Saturday, November 04, 2006

Dealing with Rejection

So how long has this been going on? I think since 1994. Twelve short years. In that time I've published a handful of short stories, some poems, and had 3 or 4 agents get excited about the books but for some reason or another not take them on. And of course the internet publisher took me on and gave me a "published writer" status. I get a few royalties and speaking gigs. It's not all rejection, but it feels like it.

One publisher said to cut World of Mirrors by 25,000 words and they might take another look. I cut it by 12,000 but 25,000 seemed like eviscerating the book, so I'm sitting on the fence. Next weekend there is an opportunity to schmooze with editors and agents and I have a window of opportunity. It's hard not to get one's hopes up.

Today I read an (unpublished) short story (not mind) that was so bad one had to keep reading to see whether it could get any worse and it did.

I have to face that fact that computer crime and books that take place in offices and foreign settings are a hard sell. Nobody likes to read about business in fiction. This is hard to swallow if you spent the last 20+ years sitting in an office progrmming computers. Gravedigger would be a more fitting occupation for a fiction writer.

Adam Smith or somebody said that "economics is men in the everyday business of life." One could say the same thing of fiction, but maybe with more pizazz.

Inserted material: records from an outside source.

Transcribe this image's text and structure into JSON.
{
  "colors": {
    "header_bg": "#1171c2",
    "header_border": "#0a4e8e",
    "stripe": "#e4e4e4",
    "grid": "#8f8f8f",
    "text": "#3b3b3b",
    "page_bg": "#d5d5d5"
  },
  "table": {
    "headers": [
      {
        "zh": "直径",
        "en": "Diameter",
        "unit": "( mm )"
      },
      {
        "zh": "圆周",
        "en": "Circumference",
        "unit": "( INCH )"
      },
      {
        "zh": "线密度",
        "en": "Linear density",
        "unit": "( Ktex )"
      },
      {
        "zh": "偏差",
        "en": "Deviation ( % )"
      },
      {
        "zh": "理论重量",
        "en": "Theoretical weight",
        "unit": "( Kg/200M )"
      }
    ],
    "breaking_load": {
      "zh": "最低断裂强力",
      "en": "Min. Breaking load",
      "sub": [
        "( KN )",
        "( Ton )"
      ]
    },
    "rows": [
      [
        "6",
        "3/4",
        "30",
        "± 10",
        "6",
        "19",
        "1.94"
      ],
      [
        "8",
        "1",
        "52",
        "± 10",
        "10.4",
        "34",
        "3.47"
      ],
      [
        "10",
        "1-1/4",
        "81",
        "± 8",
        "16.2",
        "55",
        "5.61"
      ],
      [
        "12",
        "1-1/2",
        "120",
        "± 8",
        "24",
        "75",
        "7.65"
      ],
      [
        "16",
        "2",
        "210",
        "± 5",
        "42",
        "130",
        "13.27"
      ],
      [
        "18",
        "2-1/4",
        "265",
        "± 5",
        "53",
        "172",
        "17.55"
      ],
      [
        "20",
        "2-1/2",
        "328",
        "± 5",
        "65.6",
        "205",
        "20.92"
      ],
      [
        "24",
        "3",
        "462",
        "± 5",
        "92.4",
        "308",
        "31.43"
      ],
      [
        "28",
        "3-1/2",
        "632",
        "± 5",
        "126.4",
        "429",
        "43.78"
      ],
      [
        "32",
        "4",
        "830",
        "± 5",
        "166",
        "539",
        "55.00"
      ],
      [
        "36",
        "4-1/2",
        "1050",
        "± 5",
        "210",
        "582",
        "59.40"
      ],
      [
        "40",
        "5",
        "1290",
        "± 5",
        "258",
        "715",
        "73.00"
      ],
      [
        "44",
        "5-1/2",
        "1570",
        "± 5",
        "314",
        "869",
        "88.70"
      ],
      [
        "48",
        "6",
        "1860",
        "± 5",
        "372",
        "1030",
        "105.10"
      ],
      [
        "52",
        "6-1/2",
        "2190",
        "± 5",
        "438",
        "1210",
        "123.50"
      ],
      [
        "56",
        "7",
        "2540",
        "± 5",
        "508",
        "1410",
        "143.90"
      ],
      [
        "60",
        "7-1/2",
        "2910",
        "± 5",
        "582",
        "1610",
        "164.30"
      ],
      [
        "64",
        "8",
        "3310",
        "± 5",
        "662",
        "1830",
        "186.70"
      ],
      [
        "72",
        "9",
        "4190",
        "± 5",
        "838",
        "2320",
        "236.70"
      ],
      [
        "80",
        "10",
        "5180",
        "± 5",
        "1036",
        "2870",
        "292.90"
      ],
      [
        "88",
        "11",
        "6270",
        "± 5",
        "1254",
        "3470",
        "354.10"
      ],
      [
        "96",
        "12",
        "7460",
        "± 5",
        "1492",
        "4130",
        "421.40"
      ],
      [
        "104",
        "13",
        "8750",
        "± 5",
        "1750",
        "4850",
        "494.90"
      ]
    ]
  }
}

Festival Madness is still computer crime, but there will be nary a bit or a byte in the 1928 California book. "They" say don't follow the market; write about what turns YOU on. Man, that has been a twelve year downward spiral.

I polished my latest Promiscuous Mode query like Miss Snark advised and sent it into the world, where it has come back rather quickly with the usual thanks but no thanks response. Approach wall; beat head.

Thus there has been plenty of sucking it up around here, but that's over for the day because I'm going to make Swedish meatballs and red cabbage out of the NY Times International cookbook, and diets be damned. O.K., I did substitute ground chicken for the veal and half and half for the heavy cream with a nod to health. We are really into red wine.